Le 20 février 2013
http://www.mauvaiseherbe.ca/2014/02/20/naitre-ou-ne-pas-naitre-quand-les-gars-se-font-tasser/
Chronique 1 de 2 sur
la maternité
Aaah les gars. Si vous saviez.
Vous pouvez même pas imaginer. Nos rêves de petites filles
tricotés à même une blondasse aux seins plantureux usinée en série chez Mattel.
Son mâle au sourire plastique qui la sortait de sa maison tout confort pour se
pavaner au resto le samedi soir, la couvrant de fleurs et de bijoux de
pacotille. « Je t’emmènerais en
voyage / Voir les plus beaux pays du monde / Te ferais l’amour sur la plage /
En savourant chaque seconde », chantait Diane Tell. On y croyait
tellement.
Ado, on se rejouait le même scénario tous les soirs dans
notre tête. Juste avant que le sommeil nous projette lui aussi une panoplie de
songes kitsch sur fond d’écran rose fuchsia. Ils vécurent heureux et eurent beaucoup d’enfants. Toutes nos
attentes envers la vie reposant sur cette douce utopie.
Comme nous étions candides.
Au fil des années, nos rêves se sont matérialisés. Enfilade
d’essais/erreurs. L’amour en montagnes russes. Le cœur qui cogne trop fort. La
sueur des premiers émois. Les étoiles de manga dans nos yeux en pâmoison. Les
perles de larmes et de sang dans les draps. Les désillusions, les trahisons,
l’ennui. Les braises qui s’éteignent doucement et virent au gris.
Plus tard, nous avons laissé tomber nos fantasmes de petites
filles romancées et sommes devenues des femmes pragmatiques et libres. Libres
d’être, de choisir.
Obtenir les mêmes choses que les gars.
Et enfanter toute seule.
***
C’est l’histoire d’Isabelle*, 39 ans. Elle me parle de sa
dernière rupture. Ses propos ne sont pas amers, mais plutôt empreints d’une
fatale lucidité. De nouveau célibataire à l’aube de la quarantaine, elle
réalise qu’elle n’a plus beaucoup de temps devant elle pour devenir maman. Mais
elle a un plan de rechange.
Il y a aussi Karine*, 32 ans, mère d’un enfant IAD1.
Elle en est à sa deuxième insémination afin d’offrir à sa fille un petit frère
ou une petite sœur. Ayant vécu beaucoup trop de relations cahoteuses, cette
belle brune déterminée s’était fixé un but : être déjà maman à 30 ans.
Avec ou sans homme dans le collimateur.
Pour Isabelle, l’insémination artificielle est une affaire
de temps et de circonstances; pour Karine, c’est un choix fait en toute
conscience. Si le cas de Karine vous semble particulièrement weird, sachez qu’elle est loin d’être la
seule : c’est dans l’air du temps, comme ils disent.
D’ailleurs, au moment où j’en discute avec elles, je lis Les tranchées de Fanny Britt, un recueil
de fragments magnifique où de jeunes femmes se questionnent entre autres sur la
maternité, celle vécue au sein du couple standard ou celle que l’on décide
d’expérimenter… en solo.
Isabelle et Karine n’ont pas cessé de croire à l’amour, ni à
la vie de couple. Mais elles veulent des enfants. C’est fondamental pour elles
et ça fait partie d’une importante quête de sens. Et comme bien des femmes engluées
dans cette ère de surconsommation relationnelle, elles en ont assez d’attendre « le
bon ». Maintenant que la procréation médicalement assistée est offerte
gratuitement, elles ont les moyens d’y arriver autrement. Elles appartiennent à
une nouvelle génération de familles; elles sont monoparentales par choix.

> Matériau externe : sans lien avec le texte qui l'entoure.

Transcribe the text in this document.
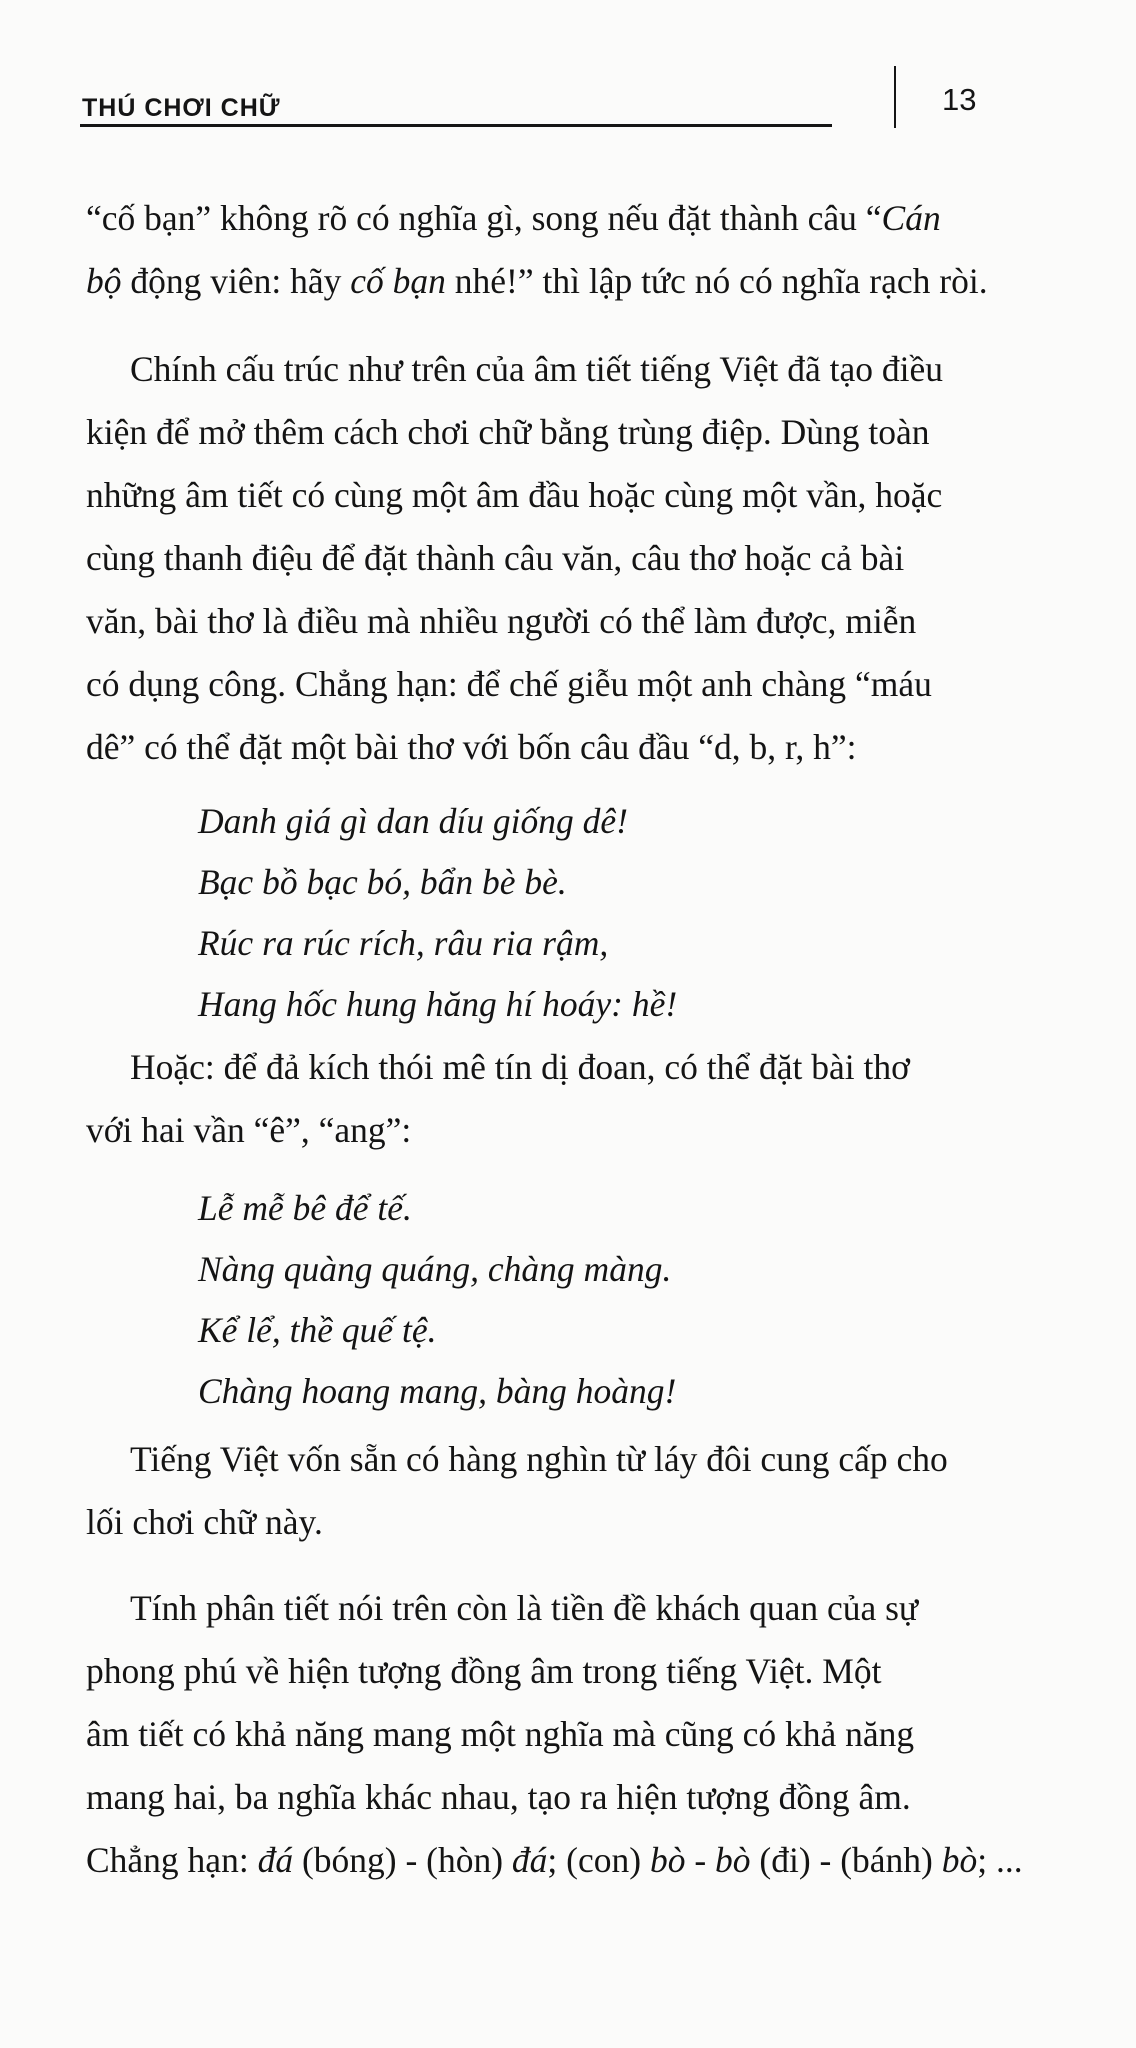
THÚ CHƠI CHỮ	13
“cố bạn” không rõ có nghĩa gì, song nếu đặt thành câu “Cán
bộ động viên: hãy cố bạn nhé!” thì lập tức nó có nghĩa rạch ròi.
Chính cấu trúc như trên của âm tiết tiếng Việt đã tạo điều
kiện để mở thêm cách chơi chữ bằng trùng điệp. Dùng toàn
những âm tiết có cùng một âm đầu hoặc cùng một vần, hoặc
cùng thanh điệu để đặt thành câu văn, câu thơ hoặc cả bài
văn, bài thơ là điều mà nhiều người có thể làm được, miễn
có dụng công. Chẳng hạn: để chế giễu một anh chàng “máu
dê” có thể đặt một bài thơ với bốn câu đầu “d, b, r, h”:
Danh giá gì dan díu giống dê!
Bạc bồ bạc bó, bẩn bè bè.
Rúc ra rúc rích, râu ria rậm,
Hang hốc hung hăng hí hoáy: hề!
Hoặc: để đả kích thói mê tín dị đoan, có thể đặt bài thơ
với hai vần “ê”, “ang”:
Lễ mễ bê để tế.
Nàng quàng quáng, chàng màng.
Kể lể, thề quế tệ.
Chàng hoang mang, bàng hoàng!
Tiếng Việt vốn sẵn có hàng nghìn từ láy đôi cung cấp cho
lối chơi chữ này.
Tính phân tiết nói trên còn là tiền đề khách quan của sự
phong phú về hiện tượng đồng âm trong tiếng Việt. Một
âm tiết có khả năng mang một nghĩa mà cũng có khả năng
mang hai, ba nghĩa khác nhau, tạo ra hiện tượng đồng âm.
Chẳng hạn: đá (bóng) - (hòn) đá; (con) bò - bò (đi) - (bánh) bò; ...
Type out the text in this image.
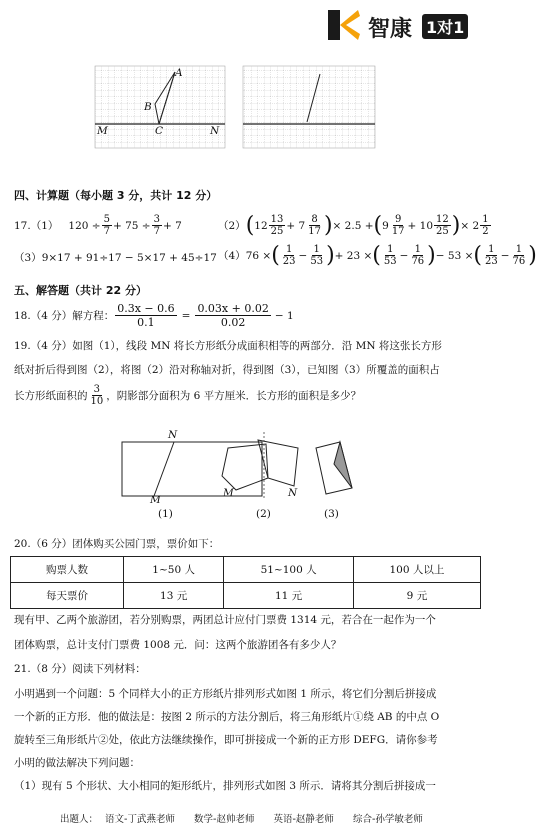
智康 1对1
A
B
C
M	N
四、计算题（每小题 3 分，共计 12 分）
17.（1） $120 \div \frac{5}{7} + 75 \div \frac{3}{7} + 7$	（2） ( $12 \frac{13}{25} + 7 \frac{8}{17}$ ) × 2.5 + ( $9 \frac{9}{17} + 10 \frac{12}{25}$ ) × $2 \frac{1}{2}$
（3） 9×17 + 91÷17 − 5×17 + 45÷17 （4） 76 × ( $\frac{1}{23} - \frac{1}{53}$ ) + 23 × ( $\frac{1}{53} - \frac{1}{76}$ ) − 53 × ( $\frac{1}{23} - \frac{1}{76}$ )
五、解答题（共计 22 分）
18.（4 分）解方程： $\frac{0.3x - 0.6}{0.1} = \frac{0.03x + 0.02}{0.02} - 1$
19.（4 分）如图（1），线段 MN 将长方形纸分成面积相等的两部分．沿 MN 将这张长方形
纸对折后得到图（2），将图（2）沿对称轴对折，得到图（3），已知图（3）所覆盖的面积占
长方形纸面积的 $\frac{3}{10}$ ，阴影部分面积为 6 平方厘米．长方形的面积是多少？
N
M
M	N
(1)	(2)	(3)
20.（6 分）团体购买公园门票，票价如下：
购票人数	1~50 人	51~100 人	100 人以上
每天票价	13 元	11 元	9 元
现有甲、乙两个旅游团，若分别购票，两团总计应付门票费 1314 元，若合在一起作为一个
团体购票，总计支付门票费 1008 元．问：这两个旅游团各有多少人？
21.（8 分）阅读下列材料：
小明遇到一个问题：5 个同样大小的正方形纸片排列形式如图 1 所示，将它们分割后拼接成
一个新的正方形．他的做法是：按图 2 所示的方法分割后，将三角形纸片①绕 AB 的中点 O
旋转至三角形纸片②处，依此方法继续操作，即可拼接成一个新的正方形 DEFG．请你参考
小明的做法解决下列问题：
（1）现有 5 个形状、大小相同的矩形纸片，排列形式如图 3 所示．请将其分割后拼接成一
出题人： 语文-丁武燕老师 数学-赵帅老师 英语-赵静老师 综合-孙学敏老师
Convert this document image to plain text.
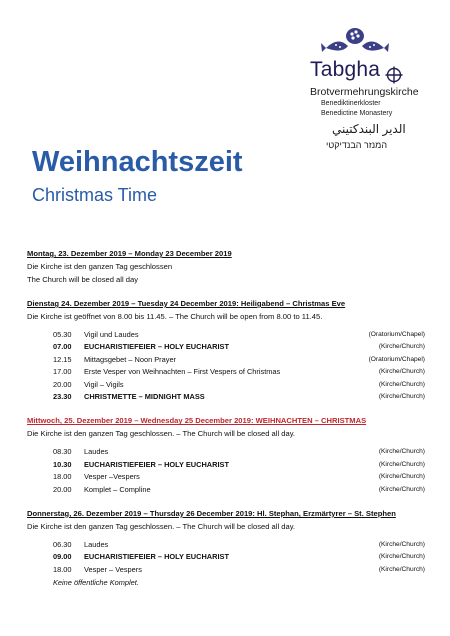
Tabgha
Brotvermehrungskirche
Benediktinerkloster
Benedictine Monastery
الدير البندكتيني
המנזר הבנדיקטי
Weihnachtszeit
Christmas Time
Montag, 23. Dezember 2019 – Monday 23 December 2019
Die Kirche ist den ganzen Tag geschlossen
The Church will be closed all day
Dienstag 24. Dezember 2019 – Tuesday 24 December 2019: Heiligabend – Christmas Eve
Die Kirche ist geöffnet von 8.00 bis 11.45. – The Church will be open from 8.00 to 11.45.
05.30 Vigil und Laudes	(Oratorium/Chapel)
07.00 EUCHARISTIEFEIER – HOLY EUCHARIST	(Kirche/Church)
12.15 Mittagsgebet – Noon Prayer	(Oratorium/Chapel)
17.00 Erste Vesper von Weihnachten – First Vespers of Christmas	(Kirche/Church)
20.00 Vigil – Vigils	(Kirche/Church)
23.30 CHRISTMETTE – MIDNIGHT MASS	(Kirche/Church)
Mittwoch, 25. Dezember 2019 – Wednesday 25 December 2019: WEIHNACHTEN – CHRISTMAS
Die Kirche ist den ganzen Tag geschlossen. – The Church will be closed all day.
08.30 Laudes	(Kirche/Church)
10.30 EUCHARISTIEFEIER – HOLY EUCHARIST	(Kirche/Church)
18.00 Vesper –Vespers	(Kirche/Church)
20.00 Komplet – Compline	(Kirche/Church)
Donnerstag, 26. Dezember 2019 – Thursday 26 December 2019: Hl. Stephan, Erzmärtyrer – St. Stephen
Die Kirche ist den ganzen Tag geschlossen. – The Church will be closed all day.
06.30 Laudes	(Kirche/Church)
09.00 EUCHARISTIEFEIER – HOLY EUCHARIST	(Kirche/Church)
18.00 Vesper – Vespers	(Kirche/Church)
Keine öffentliche Komplet.
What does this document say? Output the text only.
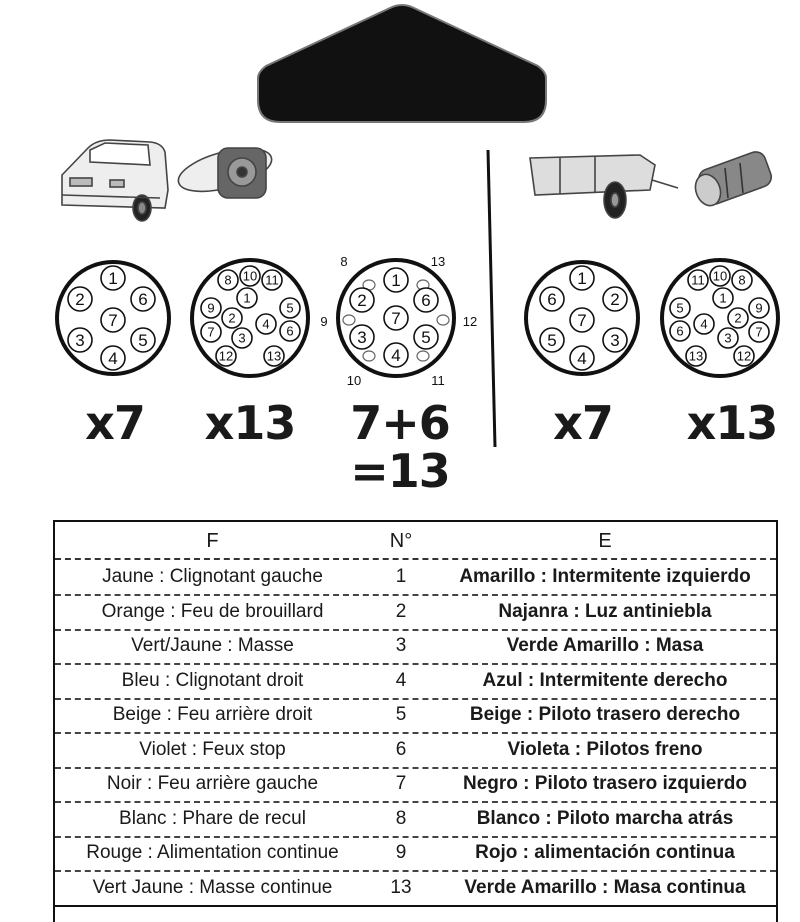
1
2
3
4
5
6
7
1
2
3
4
5
6
7
8
9
10 11
12	13
1
2
3
4
5
6
7
8
9
10	11
12
13
1
2
3
4
5
6
7
1
2
3
4
5
6	7
8
9
10
11
12
13
x7	x13 7+6
=13
x7	x13
F	N°	E
Jaune : Clignotant gauche	1	Amarillo : Intermitente izquierdo
Orange : Feu de brouillard	2	Najanra : Luz antiniebla
Vert/Jaune : Masse	3	Verde Amarillo : Masa
Bleu : Clignotant droit	4	Azul : Intermitente derecho
Beige : Feu arrière droit	5	Beige : Piloto trasero derecho
Violet : Feux stop	6	Violeta : Pilotos freno
Noir : Feu arrière gauche	7	Negro : Piloto trasero izquierdo
Blanc : Phare de recul	8	Blanco : Piloto marcha atrás
Rouge : Alimentation continue	9	Rojo : alimentación continua
Vert Jaune : Masse continue	13	Verde Amarillo : Masa continua
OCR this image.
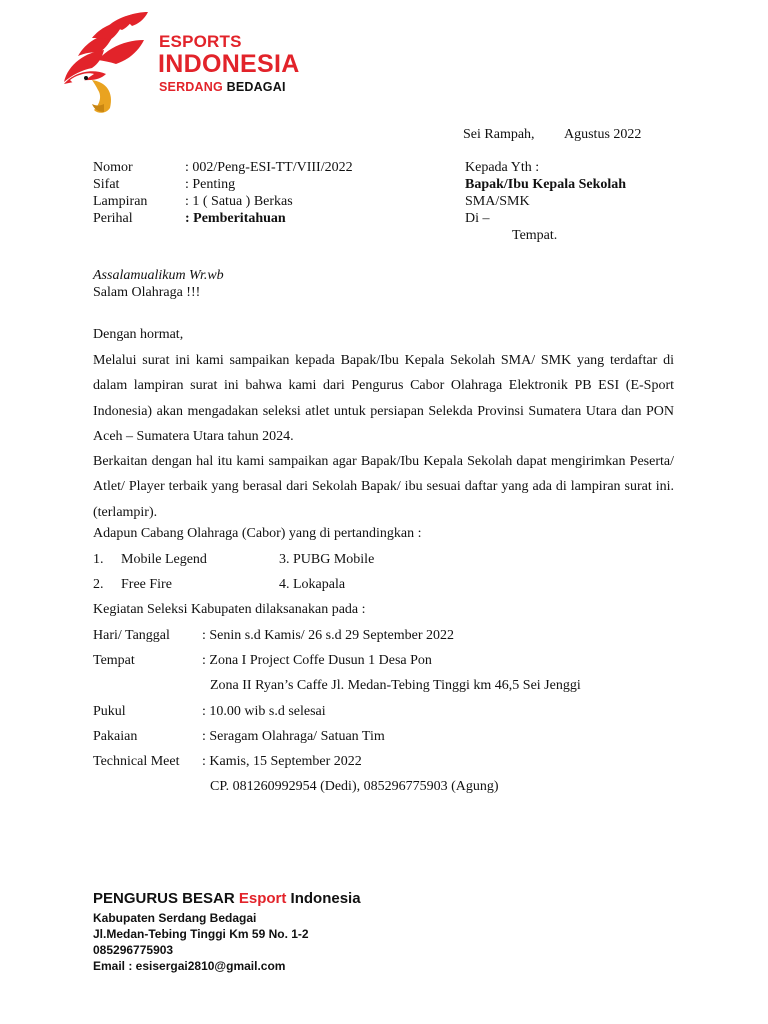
ESPORTS
INDONESIA
SERDANG BEDAGAI
Sei Rampah, Agustus 2022
Nomor	: 002/Peng-ESI-TT/VIII/2022
Sifat	: Penting
Lampiran	: 1 ( Satua ) Berkas
Perihal	: Pemberitahuan
Kepada Yth :
Bapak/Ibu Kepala Sekolah
SMA/SMK
Di –
Tempat.
Assalamualikum Wr.wb
Salam Olahraga !!!
Dengan hormat,
Melalui surat ini kami sampaikan kepada Bapak/Ibu Kepala Sekolah SMA/ SMK yang terdaftar di dalam lampiran surat ini bahwa kami dari Pengurus Cabor Olahraga Elektronik PB ESI (E-Sport Indonesia) akan mengadakan seleksi atlet untuk persiapan Selekda Provinsi Sumatera Utara dan PON Aceh – Sumatera Utara tahun 2024.
Berkaitan dengan hal itu kami sampaikan agar Bapak/Ibu Kepala Sekolah dapat mengirimkan Peserta/ Atlet/ Player terbaik yang berasal dari Sekolah Bapak/ ibu sesuai daftar yang ada di lampiran surat ini. (terlampir).
Adapun Cabang Olahraga (Cabor) yang di pertandingkan :
1. Mobile Legend	3. PUBG Mobile
2. Free Fire	4. Lokapala
Kegiatan Seleksi Kabupaten dilaksanakan pada :
Hari/ Tanggal : Senin s.d Kamis/ 26 s.d 29 September 2022
Tempat	: Zona I Project Coffe Dusun 1 Desa Pon
Zona II Ryan’s Caffe Jl. Medan-Tebing Tinggi km 46,5 Sei Jenggi
Pukul	: 10.00 wib s.d selesai
Pakaian	: Seragam Olahraga/ Satuan Tim
Technical Meet : Kamis, 15 September 2022
CP. 081260992954 (Dedi), 085296775903 (Agung)
PENGURUS BESAR Esport Indonesia
Kabupaten Serdang Bedagai
Jl.Medan-Tebing Tinggi Km 59 No. 1-2
085296775903
Email : esisergai2810@gmail.com
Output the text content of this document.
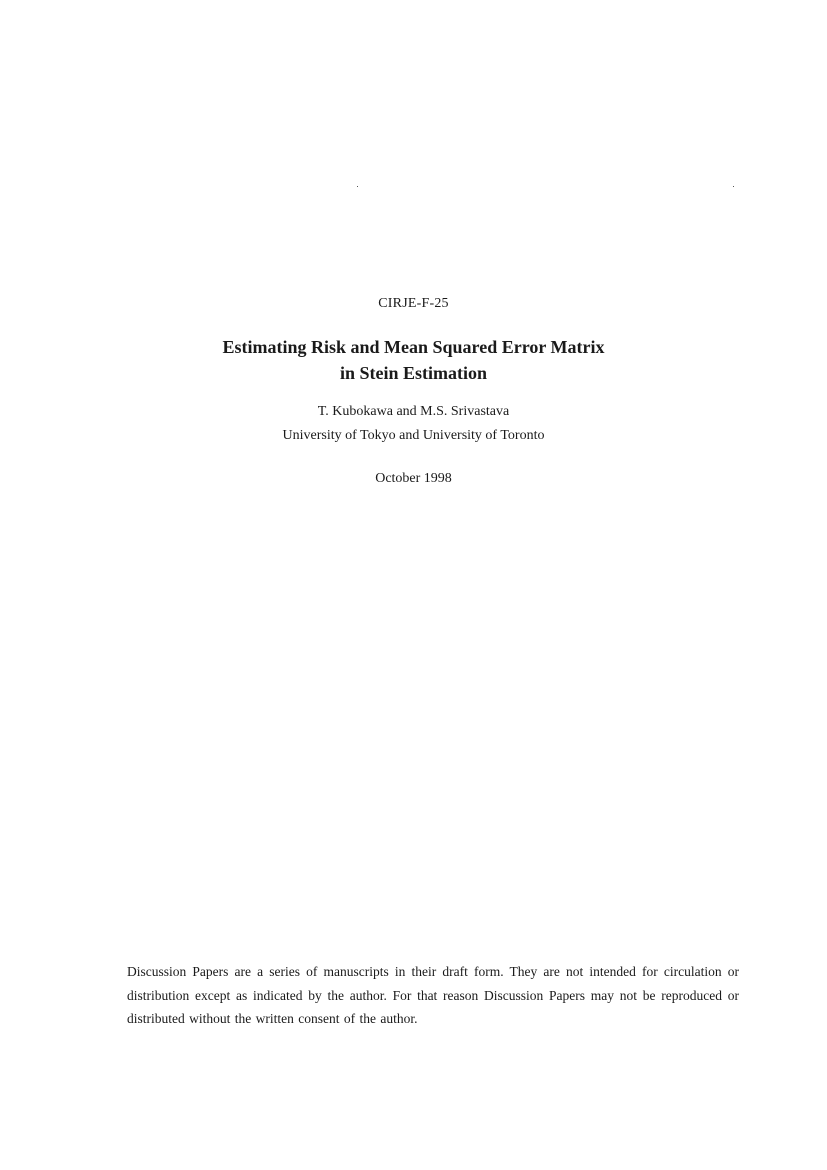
CIRJE-F-25
Estimating Risk and Mean Squared Error Matrix
in Stein Estimation
T. Kubokawa and M.S. Srivastava
University of Tokyo and University of Toronto
October 1998
Discussion Papers are a series of manuscripts in their draft form. They are not intended for circulation or distribution except as indicated by the author. For that reason Discussion Papers may not be reproduced or distributed without the written consent of the author.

Ça y est. En 2014, on en est là. On peut désormais se
permettre de se passer des hommes sur tous les fronts. Comment vous
sentez-vous, les gars? Avez-vous l’impression de vous faire chosifier? À quoi
servez-vous maintenant, si vos performances au lit ne sont plus indispensables pour
créer la vie?
Juste pour vous rassurer, et vous démontrer que les femmes
qui veulent enfanter seules ont tout de même « besoin » de vous, je
vais citer un extrait des Tranchées :
« Mon envie d’avoir un enfant ne me
fait pas chercher un homme à tout prix pour combler cette envie-là, puisque je
sais que je peux en avoir un toute seule. Je cherche un homme pour être en
amour. Point. »
Isabelle et Karine sont du même avis. Elles sont persuadées qu’en
étant comblées par la marmaille, elles auront moins d’attentes et d’exigences
envers un éventuel partenaire. Finie, la pression. Les gars sont un « bonus »,
un « petit plus ».
Des Ken de chair et d’os qui, elle l’espèrent, déposeront à
nouveau des étoiles de manga dans leurs yeux.